Mais la coopération ne saurait être tenue pour acquise. Cette nouvelle journée internationale tombe à une époque où l’action multilatérale peine sous la pression des conflits non réglés, des changements climatiques précipités, du creusement des inégalités et d’autres menaces. Les nouvelles technologies offrent certes maintes possibilités mais risquent aussi de perturber le marché de l’emploi, la cohésion sociale et l’exercice de nos droits. Nous sommes face à un paradoxe : les problèmes mondiaux sont de plus en plus interdépendants or nos réponses sont de plus en plus fragmentées. Nous assistons à une aggravation de la perte de confiance dans les gouvernements, les structures politiques établies et les organisations internationales, ainsi qu’au grondement des appels nationalistes et populistes qui diabolisent et divisent. Ces tendances sont très dangereuses car la nature des problèmes actuels exige une action collective.
 
Dans ce contexte difficile, nous devons nous remémorer l’urgence que ressentaient les fondateurs de l’Organisation des Nations Unies et revitaliser les outils de l’Organisation.

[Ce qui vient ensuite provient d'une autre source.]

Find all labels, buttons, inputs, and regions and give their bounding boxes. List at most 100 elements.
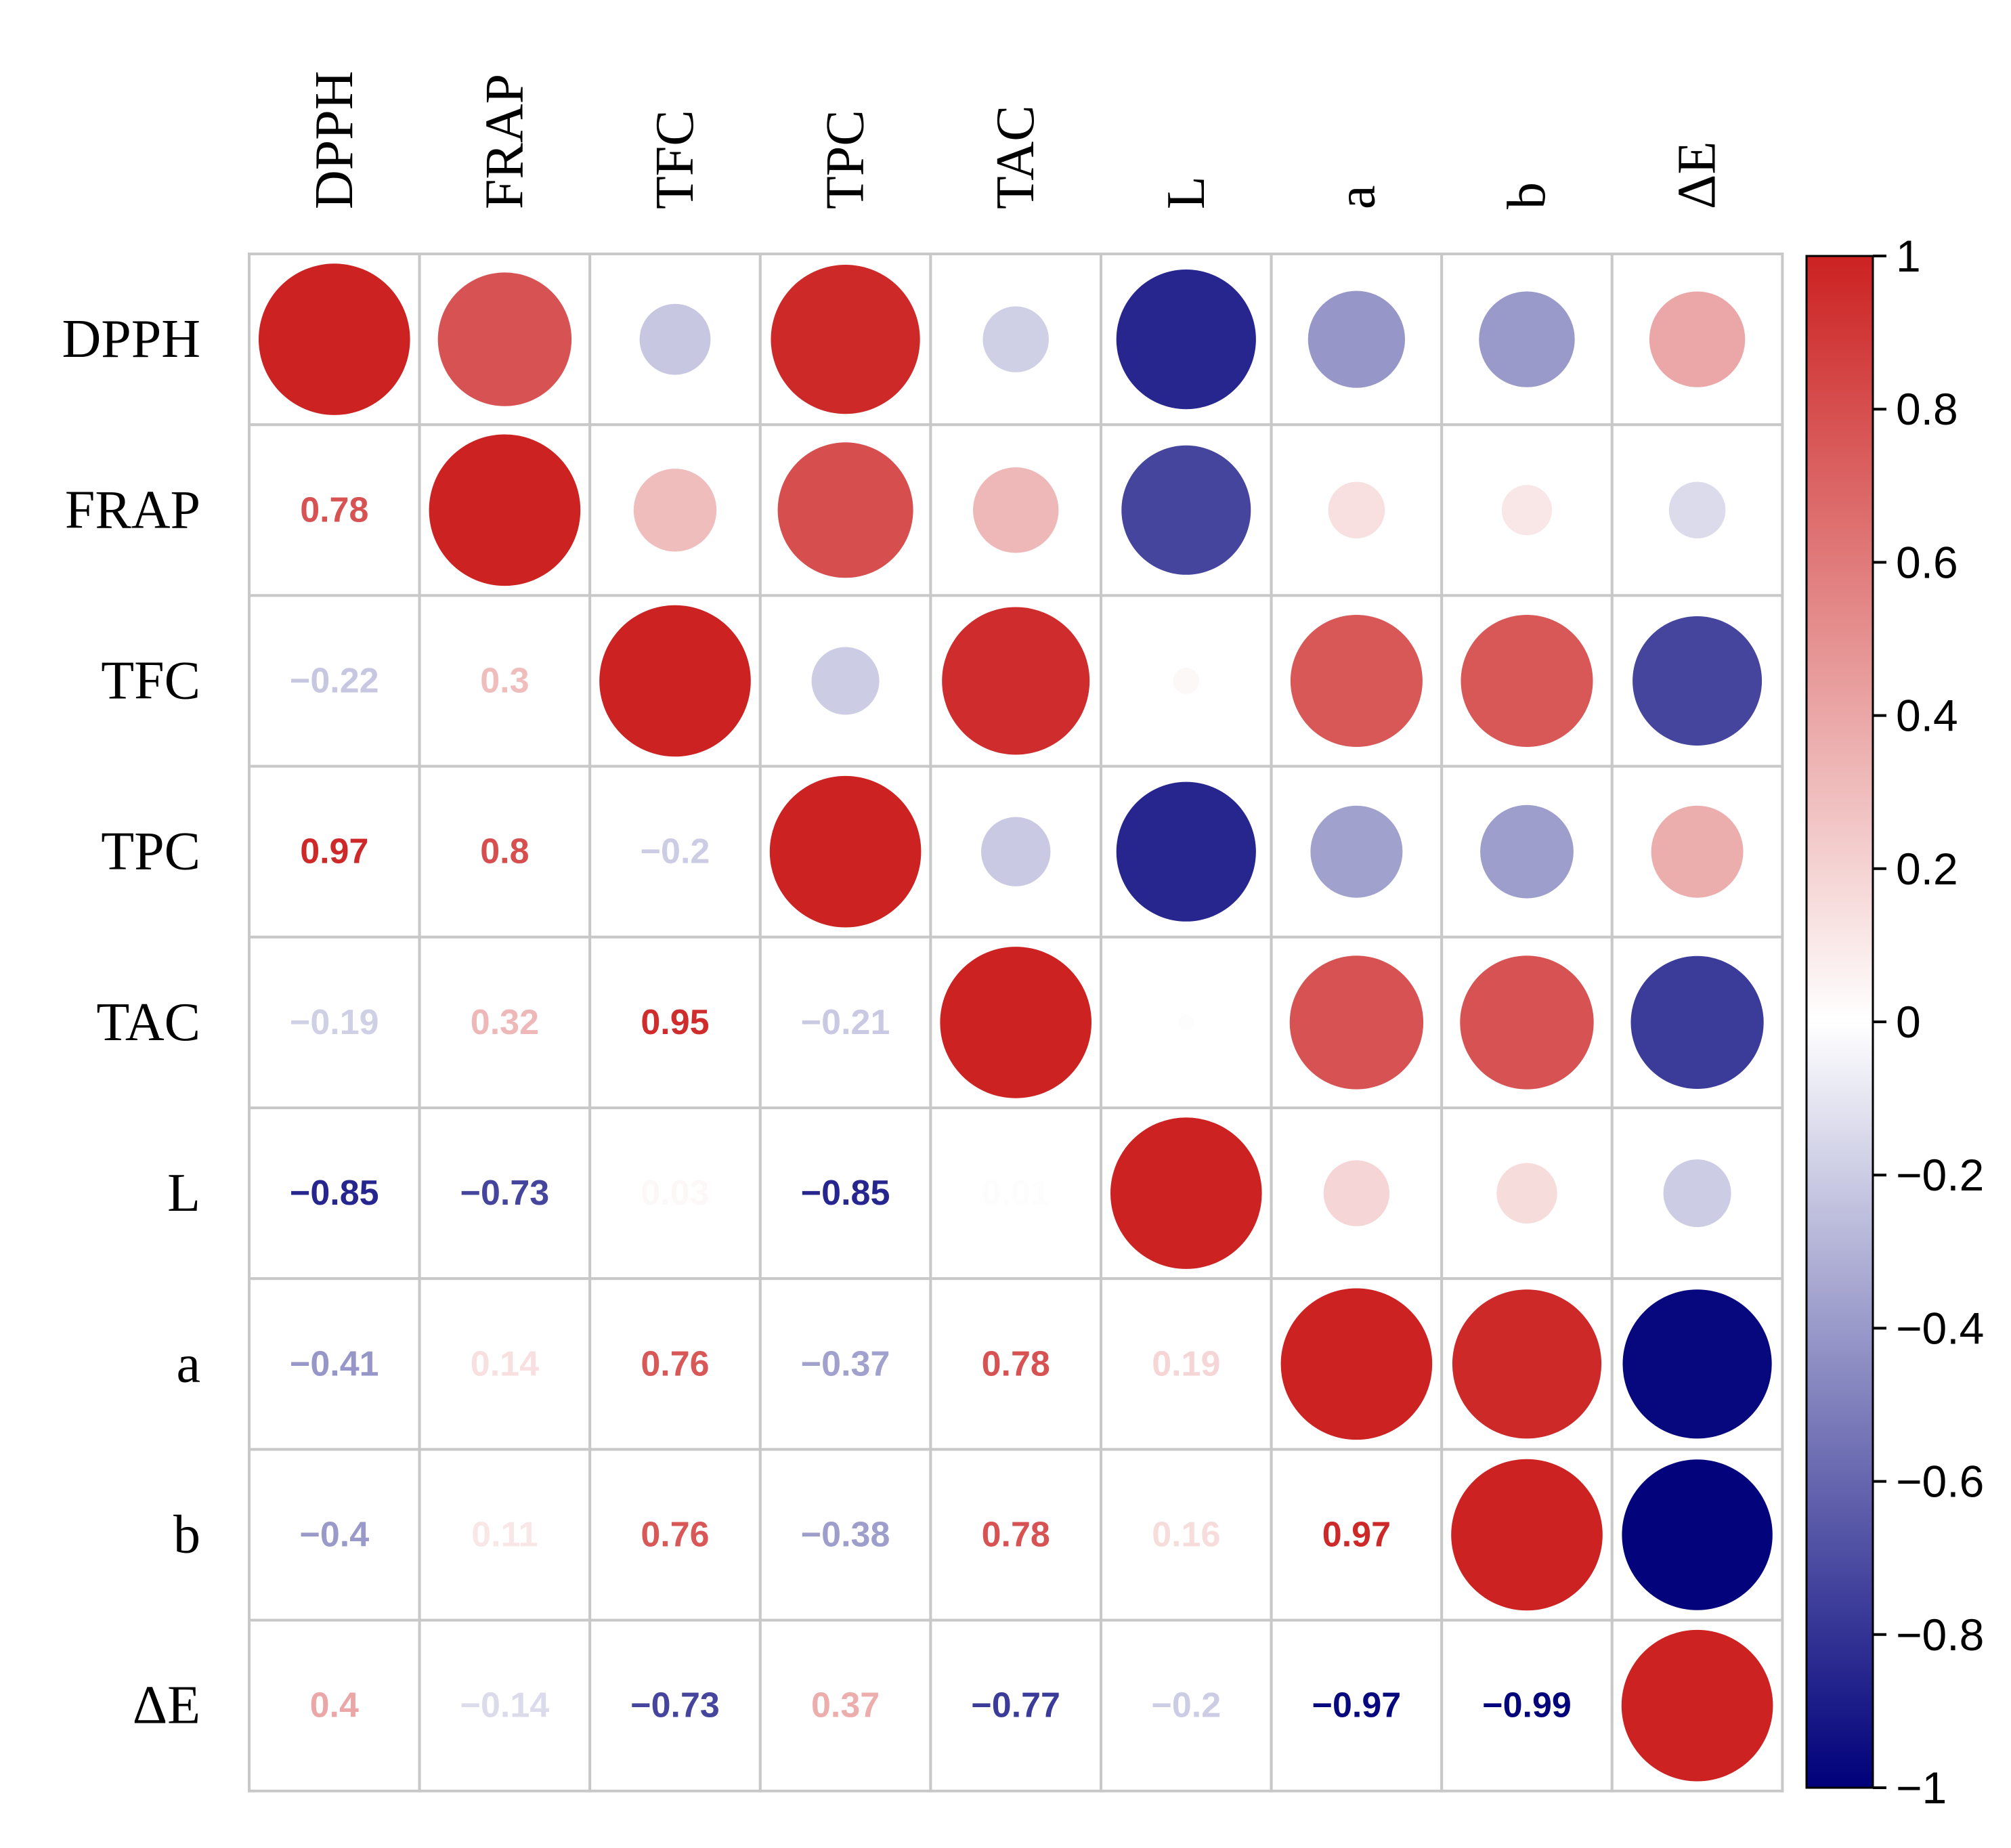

Les grands principes de la collaboration demeurent les mêmes, mais les modalités pratiques doivent s’adapter à l’évolution rapide de la planète. Nous avons besoin de renforcer l’attachement à un ordre respectueux des règles, au centre duquel l’Organisation des Nations Unies œuvre efficacement. Nous avons besoin d’un multilatéralisme en réseau et d’une coopération étroite entre les organisations internationales et régionales, y compris les banques de développement. Et comme les gouvernements et les organisations internationales ne peuvent pas tout accomplir seuls, nous avons besoin que le multilatéralisme soit inclusif et ancré dans des partenariats avec les entreprises, la société civile, les parlements, les milieux universitaires ou philanthropiques et d’autres parties prenantes, en particulier la jeunesse.
 
Mais il ne suffit pas de proclamer les vertus du multilatéralisme : nous devons prouver son utilité. On ne peut pas non plus faire la sourde oreille à la voix des sceptiques : il faut démontrer que le multilatéralisme est en mesure d’apaiser les craintes éprouvées partout sur la planète et de faire de la mondialisation une évolution équitable qui bénéficie à toutes et tous.
 
Porteuse d’un projet où les peuples et les pays vivraient en bon voisinage, défendant des valeurs universelles et ouvrant la perspective d’un avenir commun, la Charte des Nations Unies indique la voie à suivre. Pour renforcer le multilatéralisme, nous devons renforcer notre détermination à réaliser les objectifs de développement durable et bâtir un monde plus sûr et plus juste pour les générations futures. Cet engagement est plus nécessaire que jamais : de la part de l’ONU et de celle des dirigeantes et dirigeants et des citoyennes et citoyens du monde entier.